After all, in fact, this or that choice is a choice of a way to achieve some goal. And the main importance is to preserve inner peace and inner harmony when making choices. If you have made a choice and are endlessly tormented from within and are trying to explain it to everyone, justify it, prove its correctness, this is an indicator that you yourself are not confident in it, and this choice is uncomfortable for you for one reason or another.
You can, of course, consult with more experienced comrades, but as the wise Athos used to say: “People ask for advice only to not follow it, and if they follow it, it’s only so that they have someone to blame for the consequences.” The decision is yours to make in any case, even if you followed the advice of a friend. It's your decision not to think with your own head..
- Other people have a different worldview, different values, a different idea of “what is good and what is bad.”
- They do not know your situation fully, they do not know what would actually be best for you in this situation, they judge everything from their side and their experience.
Therefore, I would advise you in such situations to use a selection technique based on your current values. Considering that the problem of choice arises when there are several options, each of which is significant and attractive, has its own important advantages, You will simply choose a path that will correspond to your real values, etc. you can make a choice quickly and painlessly.
For a while, forget about which options you are choosing between. In any case, you have an understanding of what goals you want to achieve and what attracts you to it.
We take a piece of paper and write the benefits and advantages in the column of the table and horizontally.
It is advisable that the description of what you ultimately want to receive is comprehensive. There can be as many points as you like, but not less than ten.

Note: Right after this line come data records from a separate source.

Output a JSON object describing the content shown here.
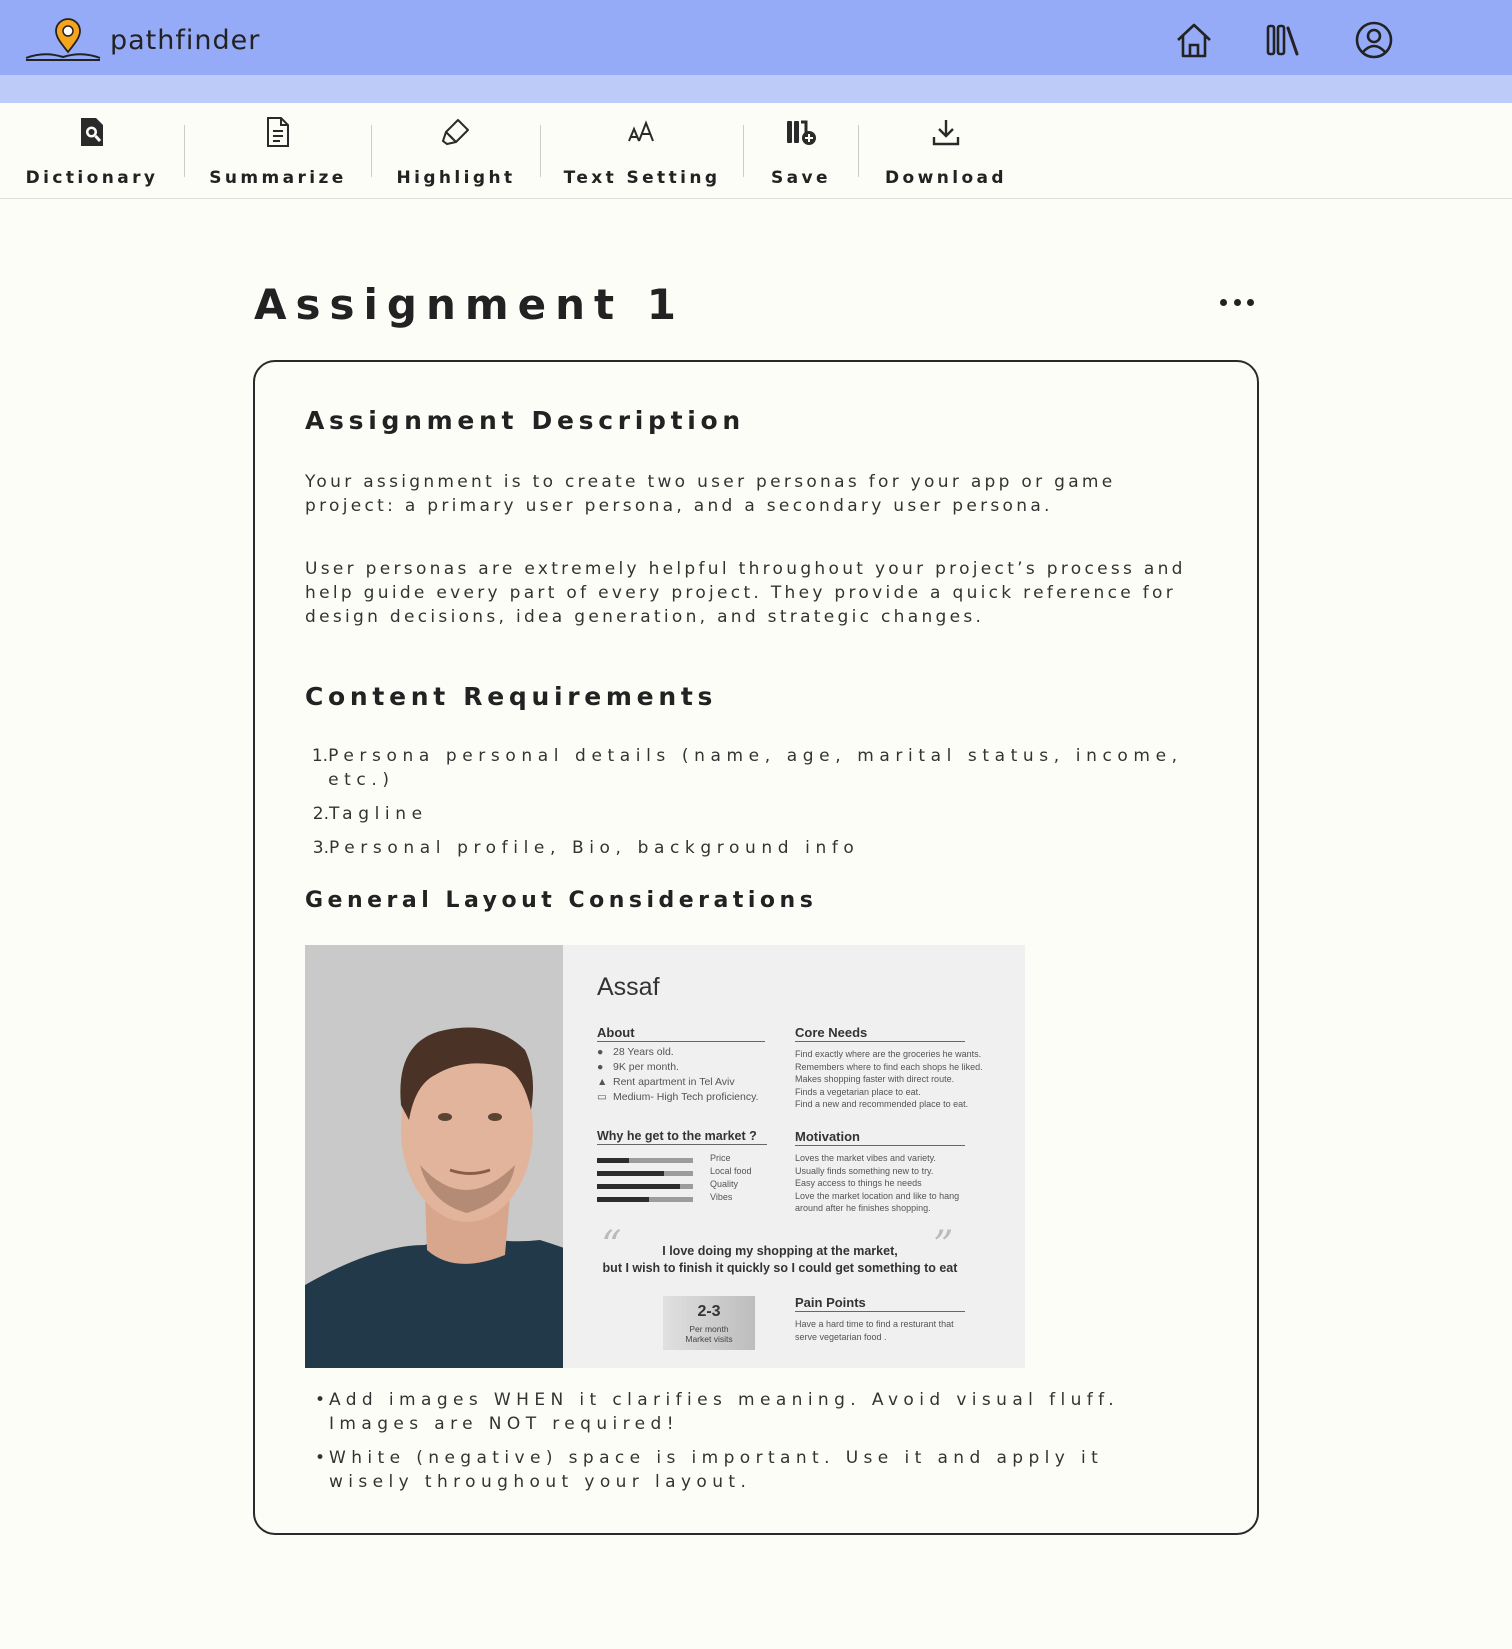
{
  "app": {
    "name": "pathfinder"
  },
  "nav": {
    "icons": [
      "home-icon",
      "library-icon",
      "account-icon"
    ]
  },
  "toolbar": {
    "items": [
      {
        "label": "Dictionary",
        "icon": "dictionary-search-icon"
      },
      {
        "label": "Summarize",
        "icon": "document-icon"
      },
      {
        "label": "Highlight",
        "icon": "highlighter-icon"
      },
      {
        "label": "Text Setting",
        "icon": "text-size-icon"
      },
      {
        "label": "Save",
        "icon": "save-to-library-icon"
      },
      {
        "label": "Download",
        "icon": "download-icon"
      }
    ]
  },
  "page": {
    "title": "Assignment 1"
  },
  "card": {
    "description": {
      "heading": "Assignment Description",
      "p1": "Your assignment is to create two user personas for your app or game project: a primary user persona, and a secondary user persona.",
      "p2": "User personas are extremely helpful throughout your project’s process and help guide every part of every project. They provide a quick reference for design decisions, idea generation, and strategic changes."
    },
    "requirements": {
      "heading": "Content Requirements",
      "items": [
        "Persona personal details (name, age, marital status, income, etc.)",
        "Tagline",
        "Personal profile, Bio, background info"
      ]
    },
    "layout": {
      "heading": "General Layout Considerations",
      "bullets": [
        "Add images WHEN it clarifies meaning. Avoid visual fluff. Images are NOT required!",
        "White (negative) space is important. Use it and apply it wisely throughout your layout."
      ]
    }
  },
  "persona": {
    "name": "Assaf",
    "about": {
      "heading": "About",
      "items": [
        "28 Years old.",
        "9K per month.",
        "Rent apartment in Tel Aviv",
        "Medium- High Tech proficiency."
      ]
    },
    "core_needs": {
      "heading": "Core Needs",
      "items": [
        "Find exactly where are the groceries he wants.",
        "Remembers where to find each shops he liked.",
        "Makes shopping faster with direct route.",
        "Finds a vegetarian place to eat.",
        "Find a new and recommended place to eat."
      ]
    },
    "why": {
      "heading": "Why he get to the market ?",
      "bars": [
        {
          "label": "Price",
          "value": 0.33
        },
        {
          "label": "Local food",
          "value": 0.7
        },
        {
          "label": "Quality",
          "value": 0.86
        },
        {
          "label": "Vibes",
          "value": 0.54
        }
      ]
    },
    "motivation": {
      "heading": "Motivation",
      "items": [
        "Loves the market vibes and variety.",
        "Usually finds something new to try.",
        "Easy access to things he needs",
        "Love the market location and like to hang",
        "around after he finishes shopping."
      ]
    },
    "quote": {
      "line1": "I love doing my shopping at the market,",
      "line2": "but I wish to finish it quickly so I could get something to eat"
    },
    "visits": {
      "number": "2-3",
      "line1": "Per month",
      "line2": "Market visits"
    },
    "pain_points": {
      "heading": "Pain Points",
      "items": [
        "Have a hard time to find a resturant that",
        "serve vegetarian food ."
      ]
    }
  }
}
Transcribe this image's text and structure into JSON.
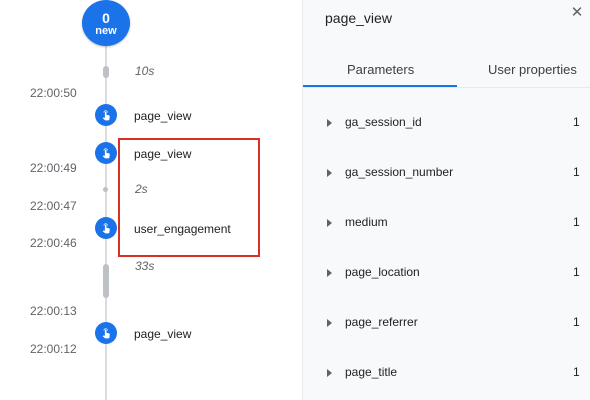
{
  "timeline": {
    "new_badge": {
      "count": "0",
      "label": "new"
    },
    "times": [
      "22:00:50",
      "22:00:49",
      "22:00:47",
      "22:00:46",
      "22:00:13",
      "22:00:12"
    ],
    "gaps": [
      "10s",
      "2s",
      "33s"
    ],
    "events": [
      "page_view",
      "page_view",
      "user_engagement",
      "page_view"
    ]
  },
  "panel": {
    "title": "page_view",
    "close_glyph": "✕",
    "tabs": [
      "Parameters",
      "User properties"
    ],
    "parameters": [
      {
        "name": "ga_session_id",
        "count": "1"
      },
      {
        "name": "ga_session_number",
        "count": "1"
      },
      {
        "name": "medium",
        "count": "1"
      },
      {
        "name": "page_location",
        "count": "1"
      },
      {
        "name": "page_referrer",
        "count": "1"
      },
      {
        "name": "page_title",
        "count": "1"
      }
    ]
  },
  "colors": {
    "accent": "#1a73e8",
    "highlight": "#d93025",
    "panel_bg": "#f8f9fa"
  },
  "icons": {
    "event": "touch-hand-icon",
    "param_expand": "caret-right-icon",
    "close": "close-icon"
  }
}
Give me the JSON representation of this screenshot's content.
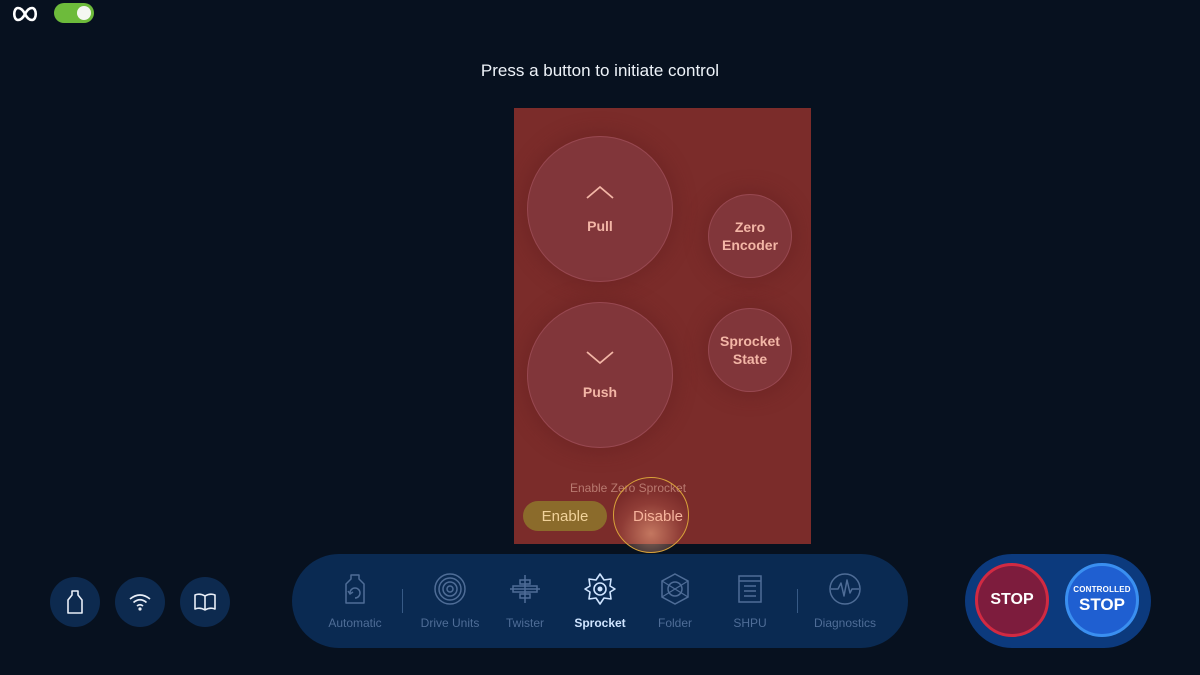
{
  "header": {
    "toggle_on": true,
    "instruction": "Press a button to initiate control"
  },
  "control_panel": {
    "pull_label": "Pull",
    "push_label": "Push",
    "zero_encoder_label": "Zero Encoder",
    "sprocket_state_label": "Sprocket State",
    "enable_zero_label": "Enable Zero Sprocket",
    "enable_label": "Enable",
    "disable_label": "Disable",
    "colors": {
      "panel": "#7b2c2a",
      "enable_pill": "#8b6b2b"
    }
  },
  "side_buttons": [
    {
      "icon": "bottle-icon"
    },
    {
      "icon": "wifi-icon"
    },
    {
      "icon": "book-icon"
    }
  ],
  "nav": {
    "items": [
      {
        "label": "Automatic",
        "icon": "automatic-icon",
        "active": false
      },
      {
        "label": "Drive Units",
        "icon": "drive-units-icon",
        "active": false
      },
      {
        "label": "Twister",
        "icon": "twister-icon",
        "active": false
      },
      {
        "label": "Sprocket",
        "icon": "sprocket-icon",
        "active": true
      },
      {
        "label": "Folder",
        "icon": "folder-icon",
        "active": false
      },
      {
        "label": "SHPU",
        "icon": "shpu-icon",
        "active": false
      },
      {
        "label": "Diagnostics",
        "icon": "diagnostics-icon",
        "active": false
      }
    ]
  },
  "stop_controls": {
    "stop_label": "STOP",
    "controlled_label": "CONTROLLED",
    "controlled_stop_label": "STOP",
    "colors": {
      "stop": "#7d1c3d",
      "controlled_stop": "#1f5fd1"
    }
  }
}
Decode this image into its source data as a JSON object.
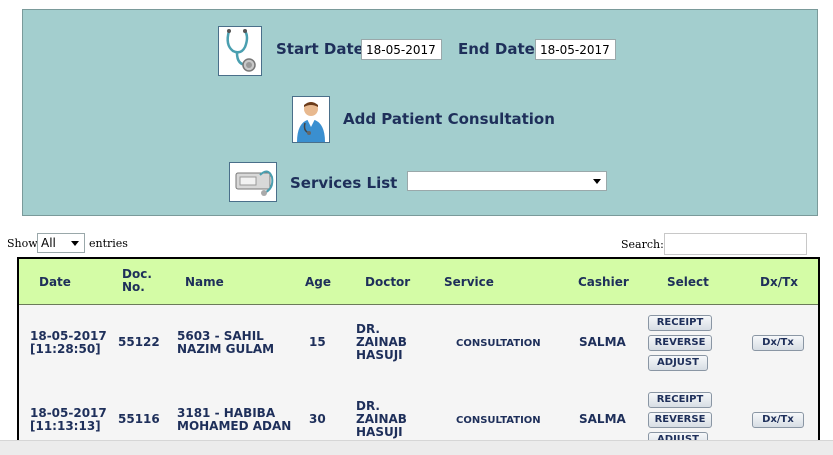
{
  "filters": {
    "start_date_label": "Start Date",
    "start_date_value": "18-05-2017",
    "end_date_label": "End Date",
    "end_date_value": "18-05-2017",
    "add_consultation_label": "Add Patient Consultation",
    "services_label": "Services List",
    "services_selected": ""
  },
  "table_controls": {
    "show_label": "Show",
    "page_length": "All",
    "entries_label": "entries",
    "search_label": "Search:",
    "search_value": ""
  },
  "table": {
    "headers": {
      "date": "Date",
      "doc_no_1": "Doc.",
      "doc_no_2": "No.",
      "name": "Name",
      "age": "Age",
      "doctor": "Doctor",
      "service": "Service",
      "cashier": "Cashier",
      "select": "Select",
      "dxtx": "Dx/Tx"
    },
    "rows": [
      {
        "date": "18-05-2017",
        "time": "[11:28:50]",
        "doc_no": "55122",
        "name_1": "5603 - SAHIL",
        "name_2": "NAZIM GULAM",
        "age": "15",
        "doctor_1": "DR.",
        "doctor_2": "ZAINAB",
        "doctor_3": "HASUJI",
        "service": "CONSULTATION",
        "cashier": "SALMA",
        "receipt": "RECEIPT",
        "reverse": "REVERSE",
        "adjust": "ADJUST",
        "dxtx": "Dx/Tx"
      },
      {
        "date": "18-05-2017",
        "time": "[11:13:13]",
        "doc_no": "55116",
        "name_1": "3181 - HABIBA",
        "name_2": "MOHAMED ADAN",
        "age": "30",
        "doctor_1": "DR.",
        "doctor_2": "ZAINAB",
        "doctor_3": "HASUJI",
        "service": "CONSULTATION",
        "cashier": "SALMA",
        "receipt": "RECEIPT",
        "reverse": "REVERSE",
        "adjust": "ADJUST",
        "dxtx": "Dx/Tx"
      }
    ]
  },
  "icons": {
    "start_date": "stethoscope-icon",
    "add_consultation": "doctor-icon",
    "services": "medical-equipment-icon"
  },
  "colors": {
    "panel_bg": "#a3cece",
    "header_bg": "#d4fca6",
    "label_text": "#1e2f5a"
  }
}
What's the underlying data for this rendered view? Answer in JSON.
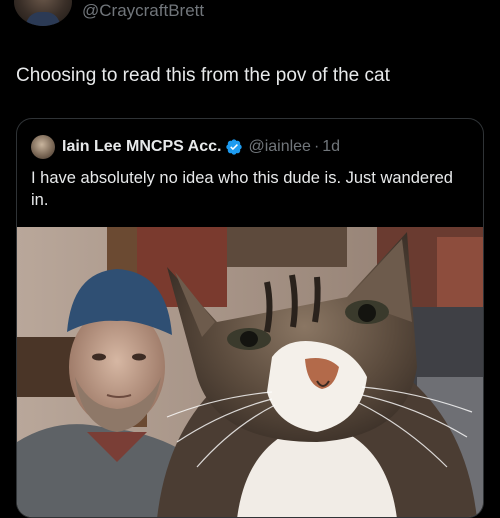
{
  "top": {
    "handle": "@CraycraftBrett"
  },
  "tweet": {
    "text": "Choosing to read this from the pov of the cat"
  },
  "quote": {
    "author_name": "Iain Lee MNCPS Acc.",
    "author_handle": "@iainlee",
    "separator": "·",
    "time": "1d",
    "text": "I have absolutely no idea who this dude is. Just wandered in."
  },
  "icons": {
    "verified": "verified-badge-icon",
    "avatar": "avatar"
  },
  "colors": {
    "background": "#000000",
    "text_primary": "#e7e9ea",
    "text_secondary": "#71767b",
    "border": "#2f3336",
    "verified_blue": "#1d9bf0"
  }
}
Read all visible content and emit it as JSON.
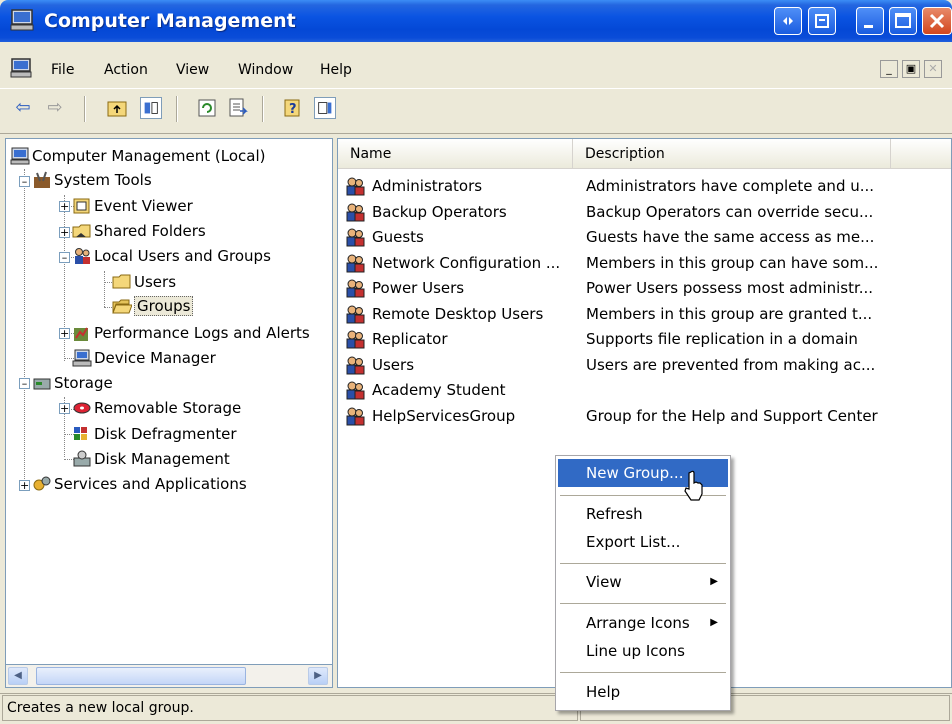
{
  "window": {
    "title": "Computer Management",
    "accent": "#0a54e2"
  },
  "menu": {
    "items": [
      "File",
      "Action",
      "View",
      "Window",
      "Help"
    ]
  },
  "toolbar": {
    "icons": [
      "back-icon",
      "forward-icon",
      "up-folder-icon",
      "show-hide-tree-icon",
      "refresh-icon",
      "export-list-icon",
      "help-icon",
      "show-hide-action-pane-icon"
    ]
  },
  "tree": {
    "root": "Computer Management (Local)",
    "system_tools": "System Tools",
    "event_viewer": "Event Viewer",
    "shared_folders": "Shared Folders",
    "local_users_groups": "Local Users and Groups",
    "users": "Users",
    "groups": "Groups",
    "perf_logs": "Performance Logs and Alerts",
    "device_manager": "Device Manager",
    "storage": "Storage",
    "removable_storage": "Removable Storage",
    "disk_defrag": "Disk Defragmenter",
    "disk_management": "Disk Management",
    "services_apps": "Services and Applications"
  },
  "list": {
    "columns": [
      "Name",
      "Description"
    ],
    "rows": [
      {
        "name": "Administrators",
        "description": "Administrators have complete and u..."
      },
      {
        "name": "Backup Operators",
        "description": "Backup Operators can override secu..."
      },
      {
        "name": "Guests",
        "description": "Guests have the same access as me..."
      },
      {
        "name": "Network Configuration ...",
        "description": "Members in this group can have som..."
      },
      {
        "name": "Power Users",
        "description": "Power Users possess most administr..."
      },
      {
        "name": "Remote Desktop Users",
        "description": "Members in this group are granted t..."
      },
      {
        "name": "Replicator",
        "description": "Supports file replication in a domain"
      },
      {
        "name": "Users",
        "description": "Users are prevented from making ac..."
      },
      {
        "name": "Academy Student",
        "description": ""
      },
      {
        "name": "HelpServicesGroup",
        "description": "Group for the Help and Support Center"
      }
    ]
  },
  "context_menu": {
    "new_group": "New Group...",
    "refresh": "Refresh",
    "export_list": "Export List...",
    "view": "View",
    "arrange_icons": "Arrange Icons",
    "line_up_icons": "Line up Icons",
    "help": "Help",
    "highlight_color": "#316ac5"
  },
  "status": {
    "text": "Creates a new local group."
  }
}
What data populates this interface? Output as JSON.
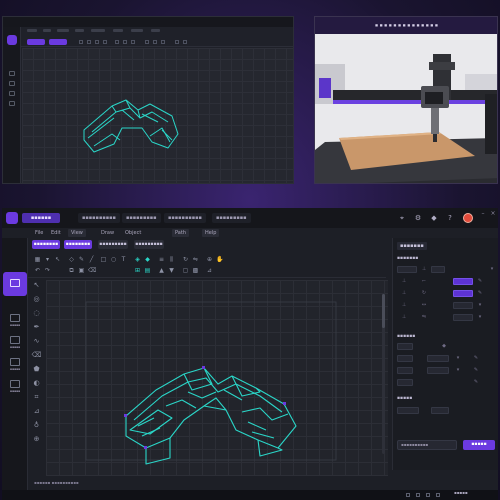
{
  "panel_small": {
    "menu_count": 8
  },
  "panel_photo": {
    "title": "▪▪▪▪▪▪▪▪▪▪▪▪▪▪"
  },
  "app": {
    "name": "▪▪▪▪▪▪",
    "doc_tabs": [
      "▪▪▪▪▪▪▪▪▪▪",
      "▪▪▪▪▪▪▪▪▪",
      "▪▪▪▪▪▪▪▪▪▪",
      "▪▪▪▪▪▪▪▪▪"
    ],
    "menu": [
      "File",
      "Edit",
      "View",
      "Draw",
      "Object",
      "Path",
      "Help"
    ],
    "tabs": [
      {
        "label": "▪▪▪▪▪▪▪▪",
        "active": true
      },
      {
        "label": "▪▪▪▪▪▪▪▪",
        "active": true
      },
      {
        "label": "▪▪▪▪▪▪▪▪▪",
        "active": false
      },
      {
        "label": "▪▪▪▪▪▪▪▪▪",
        "active": false
      }
    ],
    "rail": [
      {
        "label": "▪▪▪▪▪",
        "icon": "file-icon"
      },
      {
        "label": "▪▪▪▪▪",
        "icon": "layers-icon"
      },
      {
        "label": "▪▪▪▪▪",
        "icon": "grid-icon"
      },
      {
        "label": "▪▪▪▪▪",
        "icon": "settings-icon"
      }
    ],
    "status": "▪▪▪▪▪▪  ▪▪▪▪▪▪▪▪▪▪",
    "clock": "▪▪▪▪▪"
  },
  "props": {
    "title": "▪▪▪▪▪▪▪",
    "section1": "▪▪▪▪▪▪▪",
    "section2": "▪▪▪▪▪▪",
    "section3": "▪▪▪▪▪",
    "preset": "▪▪▪▪▪▪▪▪▪▪",
    "apply_label": "▪▪▪▪▪"
  },
  "colors": {
    "accent": "#6b3ae0",
    "wireframe": "#2ad6c8"
  }
}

There is only one condition - all these points must be important and significant for you.
You will get a table with a complete list of benefits and advantages horizontally and vertically.
Now you need to shade one square of the table diagonally from the first point.
The next step, on a separate piece of paper, write down point by point those benefits that are significant and attractive to you for each choice option. Write down only those that are clearly inherent in this option. If in doubt, skip it.
Now prioritize your values by asking yourself for each pair of benefits: What is more important to me? Be sure to choose. There can be no 50/50. For what is more significant, we put one, and for what is less significant in comparison, we put zero. Those. If you want to create, but at the moment you feel that guaranteed income is more important than creativity, that means one in guaranteed income, zero in creativity.
And so on until all available options are compared. This is a great way to identify a huge number of fictitious values that are in fact of little significance to you.
Now make a calculation for each advantage and you will know exactly what is most important and significant for you at this stage for this goal and you will be able to make the right choice intelligently.
If you don’t know Excel and are too lazy to do all this manually, I have prepared a template for you that you can use to clarify your values for any purpose.
After you have revealed your true values using this table, you can compare which choice option these values most correspond to.
Now that the choice has been made taking into account your values,
- concentrate on your choice
- provide him with all the resources necessary for active development - abilities, energy, emotions, thoughts, lively participation.
- Act, act, act!
If you do this steadily, consistently, persistently, you will achieve your goal. No options.